KUCHING: Analysts are generally still optimistic on MMC Corporation Bhd (MMC) and Gamuda Bhd (Gamuda) despite the federal government recently terminating the MMC-Gamuda joint venture (JV) as the main contractor for the tunnelling works of Mass Transit Line 2 (MRT2).

The research arm of MIDF Amanah Investment Bank Bhd (MIDF Research) was negatively surprised by this latest development on the MRT2 as it did not foresee cancellations for the on-going construction project.

“Following the contract termination of MRT2 underground works for MMC-Gamuda and the 23 per cent reduction for the remaining underground works, the effective remaining orderbook for MMC hovers below RM10 billion from RM14.9 billion previously,” it said.

For Gamuda, MIDF Research is expecting about eight per cent to 11 per cent of potential earnings reduction for every quarter in financial year 2019 to 2022 (FY19-20-21-22) to the tune of RM24 million to RM26 million.

Cumulatively, this accounted for 11 per cent and 13 per cent of the research arm’s and consensus full year 2019 estimates.

It noted that the underground portion of MRT2 contract carries an outstanding orderbook value of RM5.6 billion, with project completion spans until May 2022.

“On top of this, we understand that the above-ground contract value has been reduced by 23 per cent, with the JV’s previous role as a project delivery partner (PDP) has now switched to a turnkey contractor.

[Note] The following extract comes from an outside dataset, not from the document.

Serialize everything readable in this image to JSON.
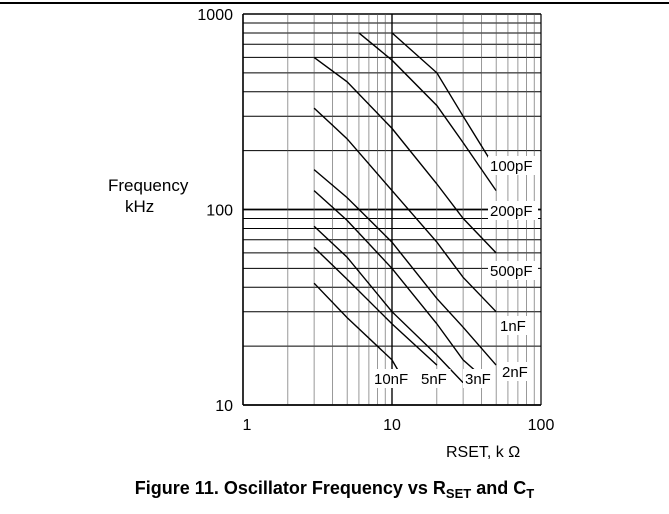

“Based on the new remaining contract value of RM4.4 billion, we are estimating a full year net profit contribution of RM55 million to Gamuda.

“It is notable that this is a reduction of 29.9 per cent from the previous contract.”

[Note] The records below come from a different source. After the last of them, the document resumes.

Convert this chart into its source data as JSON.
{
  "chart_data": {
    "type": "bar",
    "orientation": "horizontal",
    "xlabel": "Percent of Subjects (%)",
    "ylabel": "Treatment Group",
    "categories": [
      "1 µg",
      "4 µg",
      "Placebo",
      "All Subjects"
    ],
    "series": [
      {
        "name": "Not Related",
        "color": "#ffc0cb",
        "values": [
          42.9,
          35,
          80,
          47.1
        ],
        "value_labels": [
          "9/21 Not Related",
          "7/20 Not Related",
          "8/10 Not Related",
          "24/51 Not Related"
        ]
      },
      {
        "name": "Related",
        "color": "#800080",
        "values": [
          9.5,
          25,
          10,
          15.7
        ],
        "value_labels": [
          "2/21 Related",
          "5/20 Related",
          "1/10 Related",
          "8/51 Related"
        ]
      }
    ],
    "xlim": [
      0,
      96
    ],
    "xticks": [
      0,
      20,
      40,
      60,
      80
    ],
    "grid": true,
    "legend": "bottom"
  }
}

However, MIDF Research highlighted that an advantage of being a turnkey contractor is that MMC-Gamuda would be able to participate in the re-tendering process of the underground works.

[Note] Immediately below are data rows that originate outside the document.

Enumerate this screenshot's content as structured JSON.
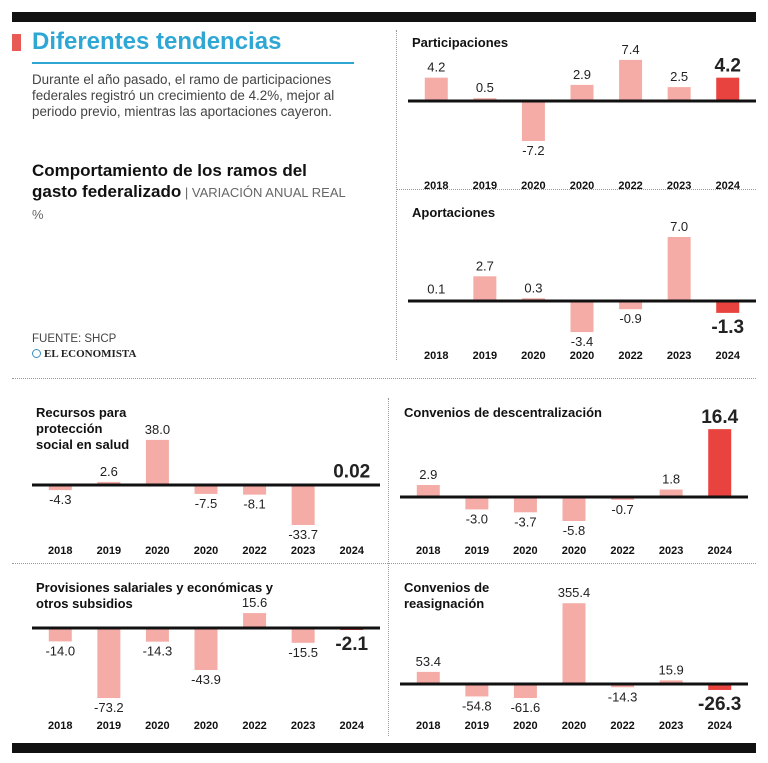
{
  "header": {
    "title": "Diferentes tendencias",
    "description": "Durante el año pasado, el ramo de participaciones federales registró un crecimiento de 4.2%, mejor al periodo previo, mientras las aportaciones cayeron.",
    "subtitle_bold": "Comportamiento de los ramos del gasto federalizado",
    "subtitle_light": " | VARIACIÓN ANUAL REAL %",
    "source": "FUENTE: SHCP",
    "brand": "EL ECONOMISTA"
  },
  "colors": {
    "bar": "#f5aca6",
    "highlight": "#e8433f",
    "accent": "#2fa7d4",
    "axis": "#111111"
  },
  "chart_data": [
    {
      "type": "bar",
      "title": "Participaciones",
      "categories": [
        "2018",
        "2019",
        "2020",
        "2020",
        "2022",
        "2023",
        "2024"
      ],
      "values": [
        4.2,
        0.5,
        -7.2,
        2.9,
        7.4,
        2.5,
        4.2
      ],
      "labels": [
        "4.2",
        "0.5",
        "-7.2",
        "2.9",
        "7.4",
        "2.5",
        "4.2"
      ],
      "highlight_last": true
    },
    {
      "type": "bar",
      "title": "Aportaciones",
      "categories": [
        "2018",
        "2019",
        "2020",
        "2020",
        "2022",
        "2023",
        "2024"
      ],
      "values": [
        0.1,
        2.7,
        0.3,
        -3.4,
        -0.9,
        7.0,
        -1.3
      ],
      "labels": [
        "0.1",
        "2.7",
        "0.3",
        "-3.4",
        "-0.9",
        "7.0",
        "-1.3"
      ],
      "highlight_last": true
    },
    {
      "type": "bar",
      "title": "Recursos para protección social en salud",
      "categories": [
        "2018",
        "2019",
        "2020",
        "2020",
        "2022",
        "2023",
        "2024"
      ],
      "values": [
        -4.3,
        2.6,
        38.0,
        -7.5,
        -8.1,
        -33.7,
        0.02
      ],
      "labels": [
        "-4.3",
        "2.6",
        "38.0",
        "-7.5",
        "-8.1",
        "-33.7",
        "0.02"
      ],
      "highlight_last": true
    },
    {
      "type": "bar",
      "title": "Convenios de descentralización",
      "categories": [
        "2018",
        "2019",
        "2020",
        "2020",
        "2022",
        "2023",
        "2024"
      ],
      "values": [
        2.9,
        -3.0,
        -3.7,
        -5.8,
        -0.7,
        1.8,
        16.4
      ],
      "labels": [
        "2.9",
        "-3.0",
        "-3.7",
        "-5.8",
        "-0.7",
        "1.8",
        "16.4"
      ],
      "highlight_last": true
    },
    {
      "type": "bar",
      "title": "Provisiones salariales y económicas y otros subsidios",
      "categories": [
        "2018",
        "2019",
        "2020",
        "2020",
        "2022",
        "2023",
        "2024"
      ],
      "values": [
        -14.0,
        -73.2,
        -14.3,
        -43.9,
        15.6,
        -15.5,
        -2.1
      ],
      "labels": [
        "-14.0",
        "-73.2",
        "-14.3",
        "-43.9",
        "15.6",
        "-15.5",
        "-2.1"
      ],
      "highlight_last": true
    },
    {
      "type": "bar",
      "title": "Convenios de reasignación",
      "categories": [
        "2018",
        "2019",
        "2020",
        "2020",
        "2022",
        "2023",
        "2024"
      ],
      "values": [
        53.4,
        -54.8,
        -61.6,
        355.4,
        -14.3,
        15.9,
        -26.3
      ],
      "labels": [
        "53.4",
        "-54.8",
        "-61.6",
        "355.4",
        "-14.3",
        "15.9",
        "-26.3"
      ],
      "highlight_last": true
    }
  ]
}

The research arm viewed that MMC-Gamuda would stand a fair chance of succeeding in the next bid given the JV’s expertise demonstrated in past projects, albeit at a more competitive value.

“We are not ruling out the possibility of Gamuda and MMC to participate in the retendering process, if an agreement is reached.

“Assuming that both entities are able to reduce cost, we believe the outcome will be positive,” MIDF Research said.

While the abovementioned matter is a drag on earnings, MIDF Research opined that MMC’s profitability will be buttressed by the group’s ports segment as highlighted in its previous note on September 26, 2018.

The research arm recalled that MMC is the largest port operating group in Malaysia with a 58 per cent market share of the nation’s container market.

MIDF Research was also still upbeat on Gamuda’s earnings growth prospect based on the group’s strong orderbook and healthy contribution in the property segment.

“On the property segment, we remain optimistic on its medium term outlook predicated on the completion of construction works at 661 Chapel Street, Australia and potential of better take-up rates in the domestic market.”

Interestingly, MMC-Gamuda’s joint media statement on October 8 revealed that the JV had so far not received any communication nor notification from MRT Corp, the counter party to the award of the project.

“Thus, there has been no official confirmation from MRT Corp that MMC Gamuda has been terminated as underground contractor,” the JV said.